Shea melangkah keluar di antara kerumunan siswa – siswa lain yang juga baru keluar kelas. Gadis itu selalu berjalan sendirian di tengah kerumunan, dan telinganya selalu tersumpal oleh headset.
Tiba – tiba tangannya ditarik. Sudah diduga, itu Reza.
“Apaan ?,” Tanya Shea.
“Gue minta maaf, harusnya tadi kita ketemu waktu istirahat. Tapi tadi loe lihat kan kalo…”
“Iya terus ?,” Shea memotong.
Reza menghela napas berat, “Loe marah ya ?.
Shea tak bergeming, kepalanya sedikit bergoyang. Tanda ia menikmati musik. Reza mencabut headset Shea.
“Dengerin gue Shea !.” “Gue udah dengerin, Reza.
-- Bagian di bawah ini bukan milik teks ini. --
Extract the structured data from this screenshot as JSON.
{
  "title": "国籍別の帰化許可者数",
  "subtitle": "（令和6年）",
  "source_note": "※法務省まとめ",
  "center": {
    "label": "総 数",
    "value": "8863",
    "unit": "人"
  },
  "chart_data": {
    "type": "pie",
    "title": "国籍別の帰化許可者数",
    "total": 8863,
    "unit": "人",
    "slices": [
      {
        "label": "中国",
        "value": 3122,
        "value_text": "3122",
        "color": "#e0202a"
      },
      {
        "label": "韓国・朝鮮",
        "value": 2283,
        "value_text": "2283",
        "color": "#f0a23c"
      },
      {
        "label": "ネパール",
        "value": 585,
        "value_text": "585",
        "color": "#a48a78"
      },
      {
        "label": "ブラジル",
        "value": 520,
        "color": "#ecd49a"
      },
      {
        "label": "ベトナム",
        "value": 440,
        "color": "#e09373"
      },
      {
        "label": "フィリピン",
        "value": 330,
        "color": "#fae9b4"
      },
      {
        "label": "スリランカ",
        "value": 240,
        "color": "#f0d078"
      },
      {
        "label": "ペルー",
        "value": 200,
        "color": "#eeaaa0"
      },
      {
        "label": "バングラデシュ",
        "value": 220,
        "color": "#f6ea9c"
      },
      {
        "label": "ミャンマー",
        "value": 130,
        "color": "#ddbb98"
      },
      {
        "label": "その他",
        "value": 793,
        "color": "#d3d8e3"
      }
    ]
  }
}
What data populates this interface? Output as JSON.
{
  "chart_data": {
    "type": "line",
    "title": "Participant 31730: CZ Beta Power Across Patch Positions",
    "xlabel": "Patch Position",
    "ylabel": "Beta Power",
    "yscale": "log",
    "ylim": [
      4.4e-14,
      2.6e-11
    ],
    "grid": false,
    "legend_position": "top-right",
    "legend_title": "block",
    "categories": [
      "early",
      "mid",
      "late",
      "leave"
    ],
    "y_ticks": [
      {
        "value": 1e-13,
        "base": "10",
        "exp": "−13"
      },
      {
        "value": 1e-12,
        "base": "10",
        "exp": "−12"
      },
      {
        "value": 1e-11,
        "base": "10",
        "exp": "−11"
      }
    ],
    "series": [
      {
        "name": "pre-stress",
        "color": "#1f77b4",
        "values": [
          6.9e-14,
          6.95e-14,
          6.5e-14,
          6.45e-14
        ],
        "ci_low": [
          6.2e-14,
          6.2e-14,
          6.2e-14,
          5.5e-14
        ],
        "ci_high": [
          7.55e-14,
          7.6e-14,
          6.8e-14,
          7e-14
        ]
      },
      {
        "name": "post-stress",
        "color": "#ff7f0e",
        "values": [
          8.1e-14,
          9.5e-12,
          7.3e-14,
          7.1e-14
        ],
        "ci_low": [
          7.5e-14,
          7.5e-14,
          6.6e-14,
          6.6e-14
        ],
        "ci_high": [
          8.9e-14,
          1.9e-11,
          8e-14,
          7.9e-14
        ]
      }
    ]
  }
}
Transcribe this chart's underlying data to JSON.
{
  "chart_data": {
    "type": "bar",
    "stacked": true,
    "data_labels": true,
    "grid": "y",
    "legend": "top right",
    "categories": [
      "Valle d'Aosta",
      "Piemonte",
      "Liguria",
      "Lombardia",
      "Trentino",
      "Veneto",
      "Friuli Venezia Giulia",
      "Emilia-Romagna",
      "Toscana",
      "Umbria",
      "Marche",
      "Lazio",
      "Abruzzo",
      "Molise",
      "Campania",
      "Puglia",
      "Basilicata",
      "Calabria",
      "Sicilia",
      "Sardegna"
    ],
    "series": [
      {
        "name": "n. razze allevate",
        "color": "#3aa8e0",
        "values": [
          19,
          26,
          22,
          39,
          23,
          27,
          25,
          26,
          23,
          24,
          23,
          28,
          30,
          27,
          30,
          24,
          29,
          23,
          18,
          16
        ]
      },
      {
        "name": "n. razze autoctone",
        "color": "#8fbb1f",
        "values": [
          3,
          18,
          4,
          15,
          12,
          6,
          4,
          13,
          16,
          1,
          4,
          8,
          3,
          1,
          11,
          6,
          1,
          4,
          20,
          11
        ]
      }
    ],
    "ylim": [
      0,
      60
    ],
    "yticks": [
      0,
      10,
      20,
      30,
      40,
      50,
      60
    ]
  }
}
Menurut loe gue marah gak ?. Yang peka dong jadi orang !. Itu bisa dinalar. Kalo gue ngomong gini dan ekspresi gue kayak gini ?. Menurut loe gue marah gak ?,” Semprot Shea.
“Gue minta maaf.”
“Kenapa loe meluk Arei ?, sedeket apa loe sama cewek norak itu ?,” Tanya Shea.
“Kita temen sejak SMP. Dan dia nggak norak,” Jawab Reza.
“Oke, temen sejak SMP. Gue harap loe bisa berkomitmen dengan apa yang loe bilang 4 tahun lalu. Gue pulang dulu,”Ujar Shea.
Tak ada yang bisa Reza lakukan selain membiarkan gadis itu pergi. Dia memang salah dan Shea pantas marah.
Reza kembali ke parkiran, Nino sudah menunggunya disana. Sahabat sejak TK yang ternyata masih terus bersamanya sampai SMA. Rumah mereka hanya terpaut dua rumah jauhnya.
“Kenapa tuh bocah ?, ngambek ?,” Tanya Nino.
Reza hanya mengangguk. “Gue salah.”
“Sebenernya sekarang perasaan loe dimana sih ?. Loe lebih milih Shea, atau loe lagi suka sama Arei ?.”
“Arei,” Jawab Reza pendek saja.
“Apa istimewanya sih tuh anak ?,” Tanya Nino kesal.
“Loe nggak bakal tahu kalo dia istimewa, sampe lu tahu sendiri,” Balas Reza.